The International Energy Agency (IAEA) has warned that oil production is declining the world over, field by field, and called for massive investments, to the tune of $ 26 trillion dollars, in energy infrastructure.
In the circumstances, the era of cheap oil is over and prices could soon be back up to $100 a barrel.
AdvertisementIn its World Energy Outlook for 2008, IAEA says prices could soar as high as $200 a barrel by 2030.
In one scenario considered by the IEA, China and India will account for just over half of the increase in world primary energy demand between 2006 and 2030, and much of the increase in world oil demand.
Still the immediate risk to supply, it says, is not one of a lack of global resources.
Instead, it points to a lack of investment where it is needed.
The world, the report's authors conclude, is not running out of oil just yet - indeed, there is enough of it to supply the world for more than 40 years at current rates of consumption.
But, they point out, field by field, declines in oil production are accelerating and more money will be needed in research and development to extract the oil there is.
A significant amount of the $26 trillion suggested, $8.4 trillion, will need to be spent on oil and gas exploration and development.
But despite the agency's assessment of oil and gas reserves, the report contains a stark warning of the consequences of continuing to rely on fossil fuels.
The consequences for the global climate of policy inaction when it comes to decarbonising the world economy are "shocking", according to the report.

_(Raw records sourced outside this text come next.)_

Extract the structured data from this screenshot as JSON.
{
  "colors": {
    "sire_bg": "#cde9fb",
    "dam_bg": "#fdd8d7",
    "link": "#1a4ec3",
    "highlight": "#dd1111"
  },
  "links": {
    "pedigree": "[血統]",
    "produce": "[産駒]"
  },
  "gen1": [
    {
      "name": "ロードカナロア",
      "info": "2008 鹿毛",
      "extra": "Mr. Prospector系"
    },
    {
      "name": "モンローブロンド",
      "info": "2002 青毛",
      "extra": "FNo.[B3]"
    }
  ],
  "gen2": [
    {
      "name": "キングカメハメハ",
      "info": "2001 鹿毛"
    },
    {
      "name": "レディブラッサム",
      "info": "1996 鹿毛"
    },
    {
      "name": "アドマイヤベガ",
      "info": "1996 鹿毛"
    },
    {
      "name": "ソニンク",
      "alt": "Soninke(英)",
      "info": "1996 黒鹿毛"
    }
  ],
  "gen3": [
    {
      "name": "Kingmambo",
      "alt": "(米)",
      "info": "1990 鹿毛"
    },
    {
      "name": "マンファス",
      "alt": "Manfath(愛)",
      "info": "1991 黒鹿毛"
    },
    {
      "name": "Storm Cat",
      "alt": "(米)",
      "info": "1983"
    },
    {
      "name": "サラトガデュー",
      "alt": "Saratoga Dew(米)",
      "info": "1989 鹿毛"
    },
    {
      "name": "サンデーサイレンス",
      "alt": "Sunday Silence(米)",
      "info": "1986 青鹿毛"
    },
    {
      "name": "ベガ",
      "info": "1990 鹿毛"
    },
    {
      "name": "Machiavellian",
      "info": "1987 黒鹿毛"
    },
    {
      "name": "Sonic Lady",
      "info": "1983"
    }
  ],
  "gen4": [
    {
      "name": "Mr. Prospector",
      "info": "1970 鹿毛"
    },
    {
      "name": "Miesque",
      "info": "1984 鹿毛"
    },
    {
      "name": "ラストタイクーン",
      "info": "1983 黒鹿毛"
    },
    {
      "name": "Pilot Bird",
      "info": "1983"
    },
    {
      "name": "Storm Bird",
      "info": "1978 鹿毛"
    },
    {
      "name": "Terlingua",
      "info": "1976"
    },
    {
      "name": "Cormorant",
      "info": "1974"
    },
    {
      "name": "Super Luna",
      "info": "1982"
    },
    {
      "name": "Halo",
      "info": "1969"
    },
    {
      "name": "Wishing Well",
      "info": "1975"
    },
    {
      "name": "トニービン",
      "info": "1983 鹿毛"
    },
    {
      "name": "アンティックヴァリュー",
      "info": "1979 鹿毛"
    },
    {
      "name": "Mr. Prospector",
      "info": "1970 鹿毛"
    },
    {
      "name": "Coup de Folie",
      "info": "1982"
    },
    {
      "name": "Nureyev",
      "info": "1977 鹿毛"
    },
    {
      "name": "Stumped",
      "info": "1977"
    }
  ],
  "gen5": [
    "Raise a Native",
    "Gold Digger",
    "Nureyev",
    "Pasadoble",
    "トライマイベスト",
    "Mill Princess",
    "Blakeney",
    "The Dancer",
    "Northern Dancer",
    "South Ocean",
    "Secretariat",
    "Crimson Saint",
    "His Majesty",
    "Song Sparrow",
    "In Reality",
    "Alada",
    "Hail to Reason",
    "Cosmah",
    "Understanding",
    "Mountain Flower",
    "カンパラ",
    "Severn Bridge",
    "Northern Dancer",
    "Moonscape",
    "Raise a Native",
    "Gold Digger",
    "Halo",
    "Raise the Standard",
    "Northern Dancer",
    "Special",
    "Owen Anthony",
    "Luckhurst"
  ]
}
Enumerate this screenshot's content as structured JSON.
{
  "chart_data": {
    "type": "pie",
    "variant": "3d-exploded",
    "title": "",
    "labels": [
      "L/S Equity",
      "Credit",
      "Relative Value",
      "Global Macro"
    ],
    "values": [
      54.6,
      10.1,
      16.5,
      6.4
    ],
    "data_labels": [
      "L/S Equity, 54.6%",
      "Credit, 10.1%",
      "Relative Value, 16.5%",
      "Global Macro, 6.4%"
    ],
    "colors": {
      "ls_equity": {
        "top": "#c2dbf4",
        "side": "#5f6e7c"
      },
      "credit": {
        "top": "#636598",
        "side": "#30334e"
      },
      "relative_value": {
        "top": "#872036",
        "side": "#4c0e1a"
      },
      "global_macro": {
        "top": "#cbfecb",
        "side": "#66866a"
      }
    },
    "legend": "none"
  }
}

"Strong, co-ordinated action is needed urgently to curb the growth in greenhouse gas emissions and the resulting rise in global temperatures," it said.

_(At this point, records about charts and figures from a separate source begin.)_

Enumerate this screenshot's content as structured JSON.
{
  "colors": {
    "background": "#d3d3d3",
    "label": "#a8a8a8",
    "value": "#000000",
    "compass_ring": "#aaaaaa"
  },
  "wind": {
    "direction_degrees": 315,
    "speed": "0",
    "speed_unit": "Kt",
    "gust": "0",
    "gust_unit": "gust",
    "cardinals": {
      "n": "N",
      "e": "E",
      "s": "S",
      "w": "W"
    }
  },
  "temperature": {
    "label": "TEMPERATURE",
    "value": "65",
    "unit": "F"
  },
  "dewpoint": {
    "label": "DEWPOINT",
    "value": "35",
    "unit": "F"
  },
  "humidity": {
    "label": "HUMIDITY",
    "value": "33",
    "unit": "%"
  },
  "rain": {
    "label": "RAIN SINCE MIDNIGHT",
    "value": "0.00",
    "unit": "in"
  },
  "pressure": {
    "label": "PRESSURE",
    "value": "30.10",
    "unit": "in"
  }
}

Emissions of two greenhouse gases, methane and carbon dioxide have reached record high, says World Meteorological Organization, an agency of the United Nations.
Many greenhouse gases occur naturally, such as water vapor, carbon dioxide, methane, nitrous oxide, and ozone. Others such as hydrofluorocarbons (HFCs), perfluorocarbons (PFCs), and sulfur hexafluoride (SF6) result exclusively from human industrial processes. Carbon dioxide is released into the atmosphere by the burning of solid waste, wood and wood products, and fossil fuels (oil, natural gas, and coal).
Nitrous oxide emissions occur during various agricultural and industrial processes, and when solid waste or fossil fuels are burned. Methane is emitted when organic waste decomposes, whether in landfills or in connection with livestock farming.
Methane emissions also occur during the production and transport of fossil fuels.
When sunlight strikes the Earth's surface, some of it is reflected back towards space as infrared radiation (heat). Greenhouse gases absorb this infrared radiation, trap the heat in the atmosphere and reemit the waves downward causing the temperature of the earth to go up.
And this is called the "greenhouse effect," because of a similar effect produced by the glass panes of a greenhouse, where plants are grown under controlled conditions.
The World Meteorological Organization's annual Greenhouse Gas Bulletin provides widely accepted worldwide data on the amount of heat-trapping greenhouse gases in the atmosphere.
To avoid the worst, emissions should be reduced by 25 percent to 40 percent below 1990 levels by 2020, the Nobel Prize-winning UN Intergovernmental Panel on Climate Change has said.